Les défenses aériennes polonaises pourraient protéger l’espace aérien au-dessus des régions frontalières de l’Ukraine, a déclaré samedi à Vilnius la vice-présidente du Conseil suprême ukrainien à son homologue polonais.
La présidente du Sénat polonais, Małgorzata Kidawa-Błońska, la présidente du parlement lituanien, Viktorija Čmilytė-Nielsen, et la vice-présidente du Conseil suprême ukrainien, Olena Kondratyuk, se sont rencontrées à Vilnius samedi pour célébrer deux fêtes lituaniennes : la fête nationale lituanienne et la Journée de la chanson.
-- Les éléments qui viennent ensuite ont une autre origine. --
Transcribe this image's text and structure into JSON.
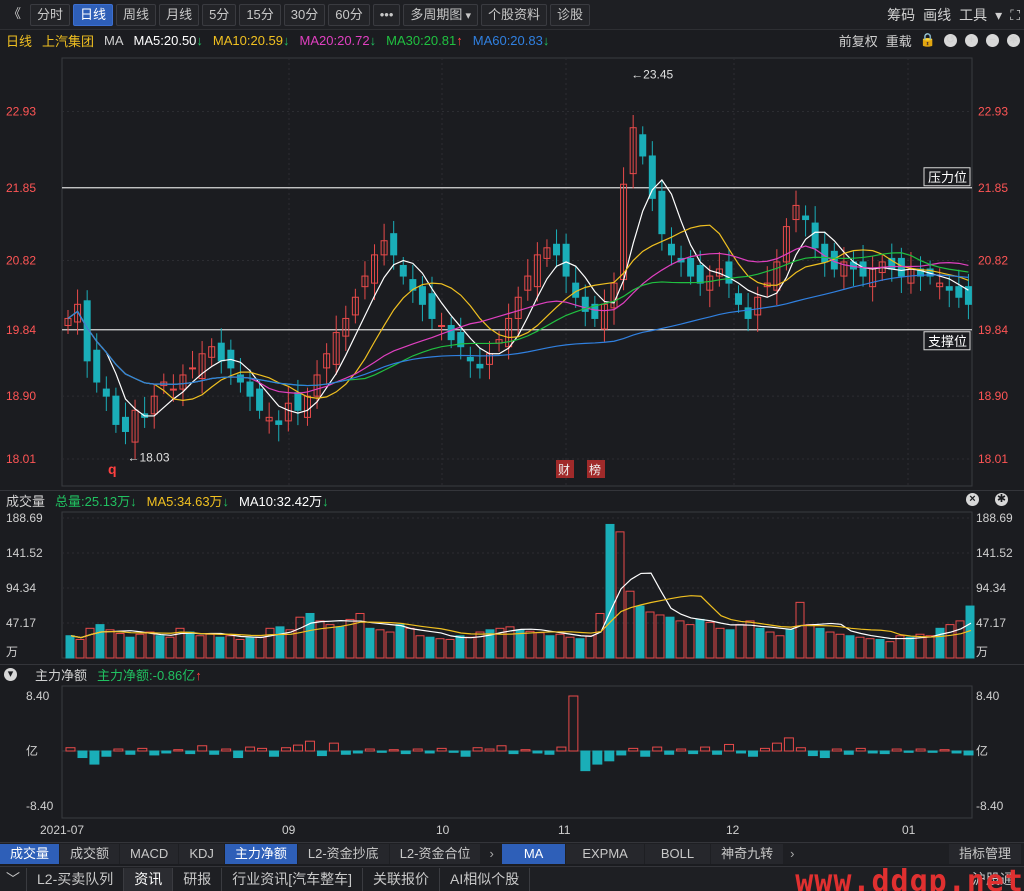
{
  "toolbar": {
    "back": "《",
    "tabs": [
      "分时",
      "日线",
      "周线",
      "月线",
      "5分",
      "15分",
      "30分",
      "60分",
      "•••",
      "多周期图",
      "个股资料",
      "诊股"
    ],
    "active": 1,
    "right": [
      "筹码",
      "画线",
      "工具"
    ]
  },
  "info": {
    "period": "日线",
    "name": "上汽集团",
    "ind": "MA",
    "ma5": "MA5:20.50",
    "ma10": "MA10:20.59",
    "ma20": "MA20:20.72",
    "ma30": "MA30:20.81",
    "ma60": "MA60:20.83",
    "right": [
      "前复权",
      "重载"
    ]
  },
  "colors": {
    "up": "#e84a4a",
    "down": "#1aaeb8",
    "ma5": "#ffffff",
    "ma10": "#f0c020",
    "ma20": "#e040c0",
    "ma30": "#20c040",
    "ma60": "#3080e0",
    "axis": "#ff5555"
  },
  "main_axis": {
    "labels": [
      "22.93",
      "21.85",
      "20.82",
      "19.84",
      "18.90",
      "18.01"
    ]
  },
  "annotations": {
    "high": "23.45",
    "low": "18.03",
    "q": "q",
    "cai": "财",
    "bang": "榜",
    "resistance": "压力位",
    "support": "支撑位"
  },
  "volume": {
    "title": "成交量",
    "total": "总量:25.13万",
    "ma5": "MA5:34.63万",
    "ma10": "MA10:32.42万",
    "labels": [
      "188.69",
      "141.52",
      "94.34",
      "47.17",
      "万"
    ]
  },
  "fund": {
    "title": "主力净额",
    "value": "主力净额:-0.86亿",
    "labels": [
      "8.40",
      "亿",
      "-8.40"
    ]
  },
  "dates": [
    "2021-07",
    "09",
    "10",
    "11",
    "12",
    "01"
  ],
  "bottom_tabs": {
    "left": [
      "成交量",
      "成交额",
      "MACD",
      "KDJ",
      "主力净额",
      "L2-资金抄底",
      "L2-资金合位"
    ],
    "mid": [
      "MA",
      "EXPMA",
      "BOLL",
      "神奇九转"
    ],
    "right": "指标管理"
  },
  "status_tabs": [
    "L2-买卖队列",
    "资讯",
    "研报",
    "行业资讯[汽车整车]",
    "关联报价",
    "AI相似个股",
    "沪股通"
  ],
  "watermark": "www.ddgp.net",
  "chart_data": {
    "type": "candlestick",
    "ylim": [
      17.6,
      23.8
    ],
    "closes": [
      20.0,
      20.2,
      19.4,
      19.1,
      18.9,
      18.5,
      18.4,
      18.7,
      18.6,
      18.9,
      19.1,
      19.0,
      19.2,
      19.3,
      19.5,
      19.6,
      19.4,
      19.3,
      19.1,
      18.9,
      18.7,
      18.6,
      18.5,
      18.8,
      18.7,
      18.9,
      19.2,
      19.5,
      19.8,
      20.0,
      20.3,
      20.6,
      20.9,
      21.1,
      20.9,
      20.6,
      20.4,
      20.2,
      20.0,
      19.9,
      19.7,
      19.6,
      19.4,
      19.3,
      19.5,
      19.7,
      20.0,
      20.3,
      20.6,
      20.9,
      21.0,
      20.9,
      20.6,
      20.3,
      20.1,
      20.0,
      20.2,
      20.5,
      21.9,
      22.7,
      22.3,
      21.7,
      21.2,
      20.9,
      20.8,
      20.6,
      20.5,
      20.6,
      20.7,
      20.5,
      20.2,
      20.0,
      20.3,
      20.5,
      20.8,
      21.3,
      21.6,
      21.4,
      21.0,
      20.8,
      20.7,
      20.8,
      20.7,
      20.6,
      20.7,
      20.8,
      20.7,
      20.6,
      20.7,
      20.6,
      20.6,
      20.5,
      20.4,
      20.3,
      20.2
    ],
    "volumes": [
      30,
      25,
      40,
      45,
      38,
      33,
      28,
      32,
      35,
      30,
      28,
      40,
      35,
      30,
      32,
      28,
      30,
      25,
      27,
      28,
      40,
      42,
      38,
      55,
      60,
      50,
      45,
      42,
      52,
      60,
      40,
      38,
      35,
      45,
      40,
      30,
      28,
      26,
      25,
      30,
      28,
      35,
      38,
      40,
      42,
      38,
      36,
      34,
      30,
      32,
      28,
      26,
      30,
      60,
      180,
      170,
      90,
      70,
      62,
      58,
      55,
      50,
      45,
      52,
      48,
      40,
      38,
      45,
      50,
      40,
      35,
      30,
      38,
      75,
      45,
      40,
      35,
      32,
      30,
      28,
      26,
      25,
      22,
      30,
      28,
      32,
      30,
      40,
      45,
      50,
      70
    ],
    "fund_net": [
      0.5,
      -1.0,
      -2.0,
      -0.8,
      0.3,
      -0.5,
      0.4,
      -0.6,
      -0.3,
      0.2,
      -0.4,
      0.8,
      -0.5,
      0.3,
      -1.0,
      0.6,
      0.4,
      -0.8,
      0.5,
      0.9,
      1.5,
      -0.7,
      1.2,
      -0.5,
      -0.3,
      0.3,
      -0.2,
      0.2,
      -0.4,
      0.3,
      -0.3,
      0.4,
      -0.2,
      -0.8,
      0.5,
      0.3,
      0.8,
      -0.4,
      0.2,
      -0.3,
      -0.5,
      0.6,
      8.4,
      -3.0,
      -2.0,
      -1.5,
      -0.6,
      0.4,
      -0.8,
      0.6,
      -0.5,
      0.3,
      -0.4,
      0.6,
      -0.5,
      1.0,
      -0.3,
      -0.8,
      0.4,
      1.2,
      2.0,
      0.5,
      -0.7,
      -1.0,
      0.3,
      -0.5,
      0.4,
      -0.3,
      -0.4,
      0.3,
      -0.2,
      0.3,
      -0.2,
      0.2,
      -0.3,
      -0.6
    ]
  }
}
« Si l’OTAN n’est pas prête à admettre l’Ukraine pendant la guerre, nous devons exiger que les alliés prennent des mesures suffisantes pour arrêter et vaincre l’ennemi », a publié Olena Kondratyuk sur Facebook.
Elle a également demandé à Małgorzata Kidawa-Błońska que Varsovie envisage d’utiliser les défenses aériennes polonaises pour défendre l’espace aérien au-dessus des régions ukrainiennes situées à la frontière polonaise.
Elle a aussi sollicité Viktorija Čmilytė-Nielsen pour qu’elle présente cette demande lors del’Assemblée parlementaire (AP-OTAN), qui a lieu lundi (8 juillet), veille du sommet de l’OTAN à Washington.
Olena Kondratyuk s’est réjouie que ses collègues lituanienne et polonaise « Viktorija et Małgorzata défendent l’idée que l’Ukraine devrait être membre de l’OTAN et de l’Union européenne. »
L’adhésion de l’Ukraine à l’OTAN avant la fin de la guerre semble peu probable, comme l’a répété à plusieurs reprises le secrétaire général de l’OTAN, Jens Stoltenberg. En avril dernier, lors de sa visite à Kiev, il a toutefois souligné que « la place légitime de l’Ukraine est dans l’OTAN » et que le pays suit une « voie irréversible » vers l’adhésion.
Il a également exclu à plusieurs reprises l’envoi de troupes de l’OTAN pour combattre en Ukraine, affirmant que l’Alliance n’était pas impliquée dans le conflit.